Technology and healthcare have always gone hand in hand. Through the use of modern technology, healthcare today is leagues ahead of what it was a century or two ago. In the wake of this pandemic, healthcare technology has gone through leaps and bounds ahead of everyone else to develop technology that could save lives.
Here are some ways medical technology has made our lives easier and reasons business-to-business (B2B) tech PR agencies might want to promote it in the future.
Over the pandemic, many patients have been unable to book face-to-face appointments with healthcare professionals. Luckily for them, many medical institutes and professionals have innovated with the use of telehealth. Telehealth takes full advantage of virtual communication by conducting video or phone consultations between doctors and their patients. Not only is this useful during the pandemic, but it’s predicted to become a mainstay in the healthcare industry as more and more patients either prefer virtual communication or have no other choice.
Moreover, the development of telemedicine apps allows doctors and healthcare professionals to access patient records with relative ease and no hassle. These apps are the patients’ means to look for and contact doctors no matter the distance. The services that telehealth offers might be limited to diagnosis and check-ups for now, but with many now turning to it for help and sustenance, no doubt its functions and services will only continue to grow from here on out.

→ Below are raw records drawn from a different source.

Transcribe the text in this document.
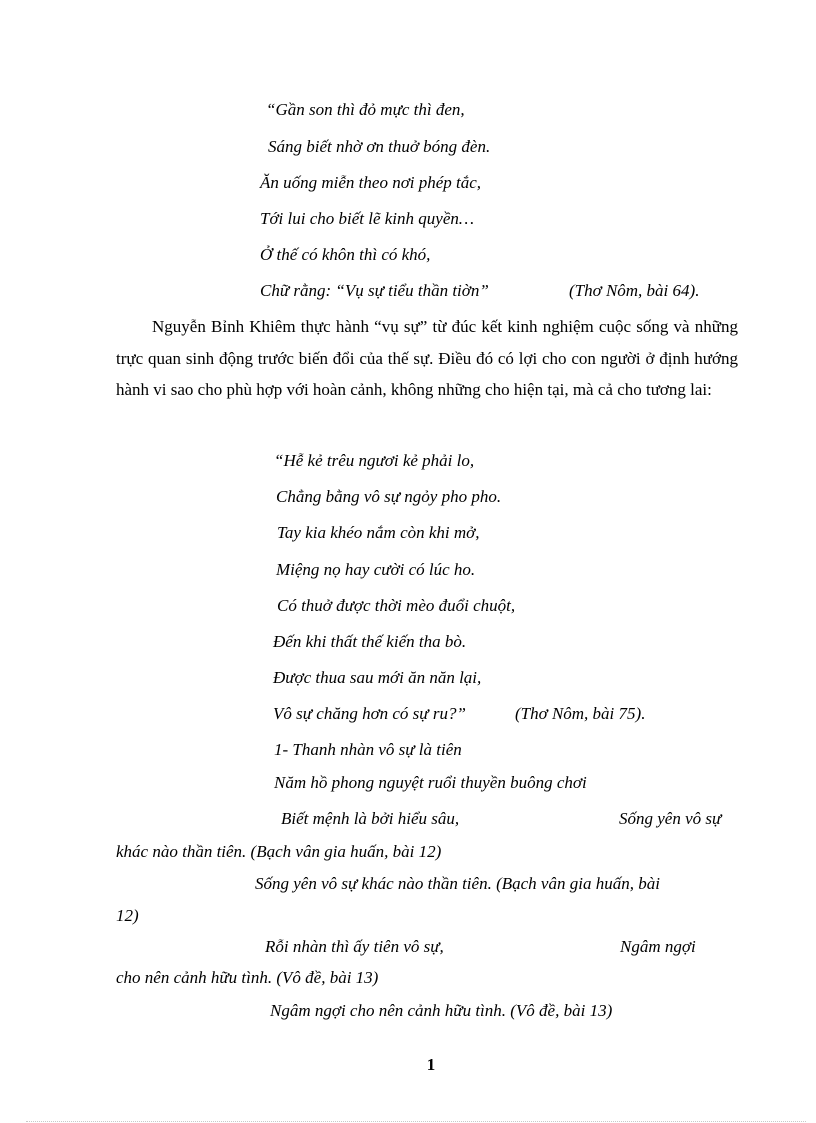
“Gần son thì đỏ mực thì đen,
Sáng biết nhờ ơn thuở bóng đèn.
Ăn uống miễn theo nơi phép tắc,
Tới lui cho biết lẽ kinh quyền…
Ở thế có khôn thì có khó,
Chữ rằng: “Vụ sự tiểu thần tiờn”	(Thơ Nôm, bài 64).
Nguyễn Bỉnh Khiêm thực hành “vụ sự” từ đúc kết kinh nghiệm cuộc sống và những trực quan sinh động trước biến đổi của thế sự. Điều đó có lợi cho con người ở định hướng hành vi sao cho phù hợp với hoàn cảnh, không những cho hiện tại, mà cả cho tương lai:
“Hễ kẻ trêu ngươi kẻ phải lo,
Chẳng bằng vô sự ngỏy pho pho.
Tay kia khéo nắm còn khi mở,
Miệng nọ hay cười có lúc ho.
Có thuở được thời mèo đuổi chuột,
Đến khi thất thế kiến tha bò.
Được thua sau mới ăn năn lại,
Vô sự chăng hơn có sự ru?”	(Thơ Nôm, bài 75).
1- Thanh nhàn vô sự là tiên
Năm hồ phong nguyệt ruổi thuyền buông chơi
Biết mệnh là bởi hiểu sâu,	Sống yên vô sự
khác nào thần tiên. (Bạch vân gia huấn, bài 12)
Sống yên vô sự khác nào thần tiên. (Bạch vân gia huấn, bài
12)
Rỗi nhàn thì ấy tiên vô sự,	Ngâm ngợi
cho nên cảnh hữu tình. (Vô đề, bài 13)
Ngâm ngợi cho nên cảnh hữu tình. (Vô đề, bài 13)
1
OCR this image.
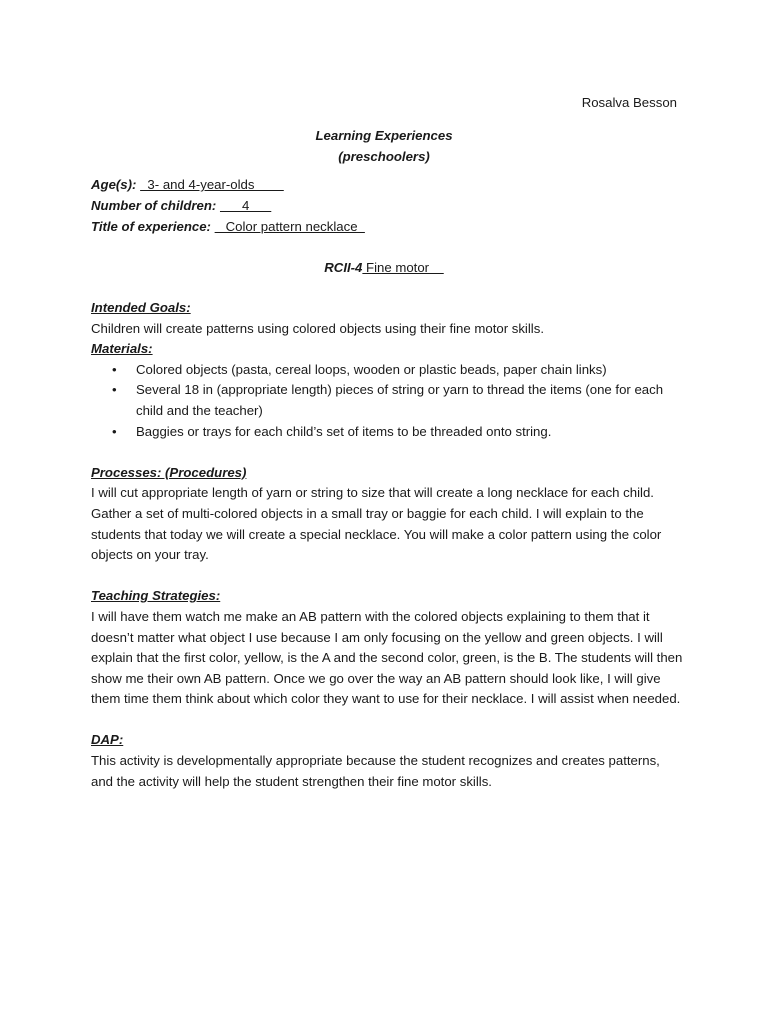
Rosalva Besson
Learning Experiences
(preschoolers)
Age(s):   3- and 4-year-olds
Number of children:       4
Title of experience:    Color pattern necklace
RCII-4 Fine motor
Intended Goals:

Children will create patterns using colored objects using their fine motor skills.

Materials:
• Colored objects (pasta, cereal loops, wooden or plastic beads, paper chain links)
• Several 18 in (appropriate length) pieces of string or yarn to thread the items (one for each child and the teacher)
• Baggies or trays for each child’s set of items to be threaded onto string.
Processes: (Procedures)

I will cut appropriate length of yarn or string to size that will create a long necklace for each child. Gather a set of multi-colored objects in a small tray or baggie for each child. I will explain to the students that today we will create a special necklace. You will make a color pattern using the color objects on your tray.

Teaching Strategies:

I will have them watch me make an AB pattern with the colored objects explaining to them that it doesn’t matter what object I use because I am only focusing on the yellow and green objects. I will explain that the first color, yellow, is the A and the second color, green, is the B. The students will then show me their own AB pattern. Once we go over the way an AB pattern should look like, I will give them time them think about which color they want to use for their necklace. I will assist when needed.

DAP:

This activity is developmentally appropriate because the student recognizes and creates patterns, and the activity will help the student strengthen their fine motor skills.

Artificial Intelligence and Robotics
Robotics has been in the healthcare world ever since the modernization of medicine. Robotics and healthcare go hand in hand, from surgery to rehabilitation. With robotics comes improvements in AI-focused towards serving healthcare patients. From automated chatbots to AI that can analyze CT scans, AI in the healthcare field is just getting started. With enough data, AI is already being used to analyze and identify potential diseases and problems in a patient faster than a human could. AI could also help in decision-making, research, and the education of training health professionals.
With the use of AI in scanning, analyzing, and identifying, combining it with robotics just seems like the most obvious choice. No longer is it a thing of science fiction—AI-powered robots could be just around the corner.
The Internet of Medical Things
The Internet of Medical Things (IoMT) is a network of devices connected by the internet or the cloud made to exchange data faster and easier and streamline communications between parties. The IoMT can be used to monitor the condition of patients, access files and information, track supplies and inventory in hospitals, and even track if a patient is responding well to medication. With the IoMT, patients and medical professionals alike can have everything at their fingertips. Virtual communication in the healthcare industry has never been this easy. And with the introduction of 5G, that could be made even better.
You’ve heard of Apple Watches and smart devices that can track how many steps you’ve taken or how many miles you’ve walked or ran, but the healthcare industry has also been making good use of trackers to monitor a patient’s condition. With the help of advanced AI, wearable trackers can do anything from monitoring a patient’s blood sugar levels to managing chronic conditions. Wearable trackers quickly become healthcare’s go-to data acquiring and analyzing tool, especially over remote distances and locations. With more research, the accuracy of the data can definitely be fine-tuned, and the many functions and services expanded even further to include even such things as X-ray and disease detection.
Simulation and virtual reality (VR) help medical students by simulating an actual surgery or working environment. VR can give elderly patients a better experience and care. It can also be helpful in rehabilitation, giving patients of physical therapy the technology and means to accelerate recovery and simulate certain situations, such as in the event of a lost body part or disability. VR can also aid in research and help to test a variety of medicines and surgical operations. The world of VR could be closer to reality than we might think.
The healthcare industry has certainly taken a big hit in the past year or two, but that doesn’t mean that it’s no longer growing. New technology and startups dedicated to making healthcare easier for both patients and professionals are being developed daily. The future of such innovations certainly looks promising for everyone involved. If there’s one thing that we have learned from the pandemic, it’s the importance of healthcare and innovation in the industry. Investors might want to look towards telehealth and other healthcare technology. With the right funding and purposes, what might have only been science fiction can quickly become a reality in the post-pandemic world.